Dark Waters is a strange film among Todd Haynes’ filmography. The film serves as a by-the-book telling of an Erin Brockovich type of film that doesn’t seem to fit next to his more modern and daring works such as Velvet Goldmine or I’m Not There. Haynes has always pushed narrative boundaries so while watching this film, it looks out of place compared to his other work. The film’s script is very linear, the way in which the story unfolds is predictable as it takes the exact same route we’ve seen countless times before and there’s nothing visually groundbreaking here.
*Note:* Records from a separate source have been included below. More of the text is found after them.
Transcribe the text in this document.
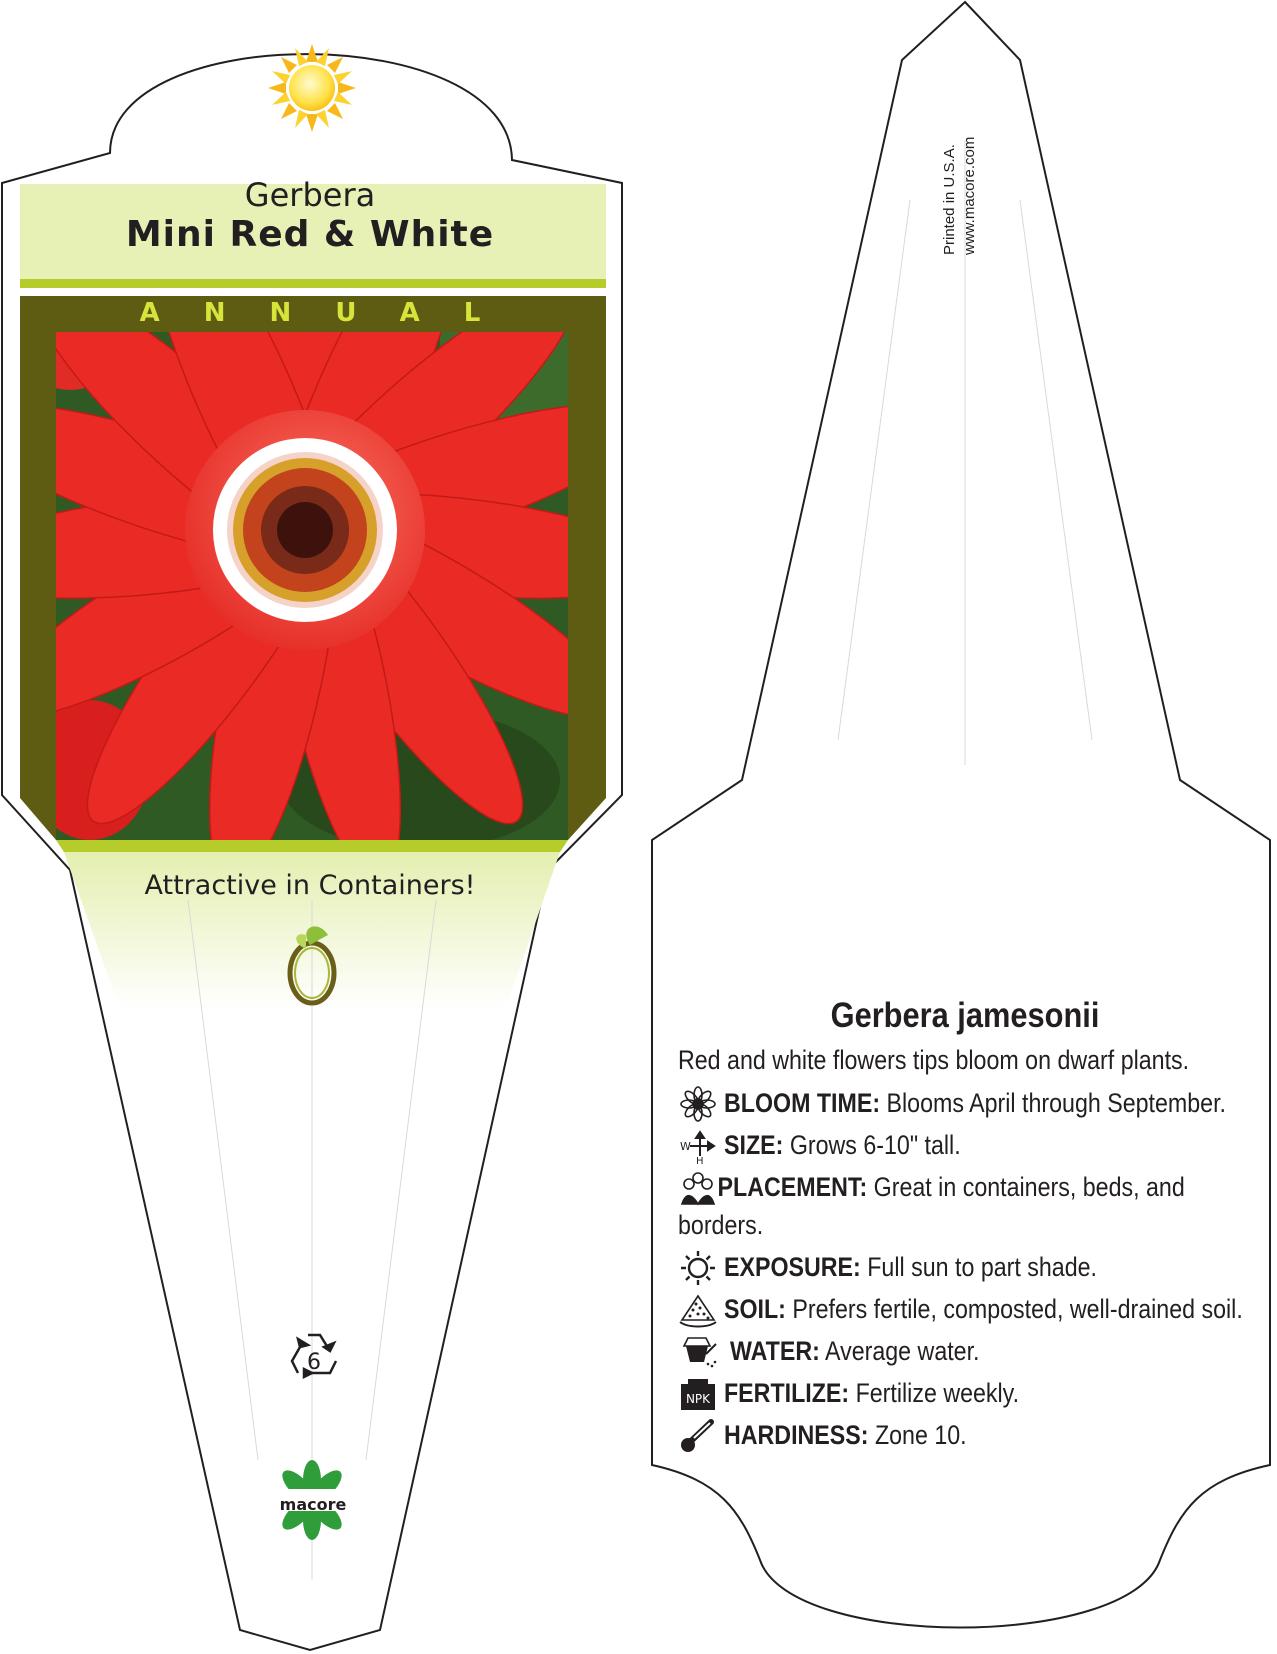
Gerbera
Mini Red & White
ANNUAL
Attractive in Containers!
6
macore
Printed in U.S.A. www.macore.com
Gerbera jamesonii
Red and white flowers tips bloom on dwarf plants.
BLOOM TIME: Blooms April through September.
W
H
SIZE: Grows 6-10" tall.
PLACEMENT: Great in containers, beds, and borders.
EXPOSURE: Full sun to part shade.
SOIL: Prefers fertile, composted, well-drained soil.
WATER: Average water.
NPK FERTILIZE: Fertilize weekly.
HARDINESS: Zone 10.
This doesn’t necessarily mean that Dark Waters was a bad film; the cinematography, especially, is quite stunning. The farm sequences during the snowy winters are quite beautiful, and the moody atmosphere of the entire film is quite interesting to watch. Being based on true events helps us to connect with the story on a deeper level. It also makes us care for Billott as time runs as we see the depths to which he is willing to go to find the truth. He is fighting a huge corporation, one that has all the resources to finish his quest. Billott was such a deep character that it was easy to relate to his struggles and see his weaknesses as we sympathize with his ever-growing pain. Of course, having an actor like Ruffalo also helps tremendously to achieve this as he’s one of the best actors today who can portray the everyday man, and he’s great here.
The rest of Dark Waters‘ cast follow his lead: Hathaway has good moments as Sarah, even if her character doesn’t have all that much to do here; Robbins has few moments as Billott’ boss Tom Terp, and all the other actors all have good moments of their own. However, the best performance by far was from Camp as Tennant, who creates such a tragic character is heartbreaking to watch during his scenes.
At the end of the day, Dark Waters is a nice film with a strong story of a man fighting the powers that be.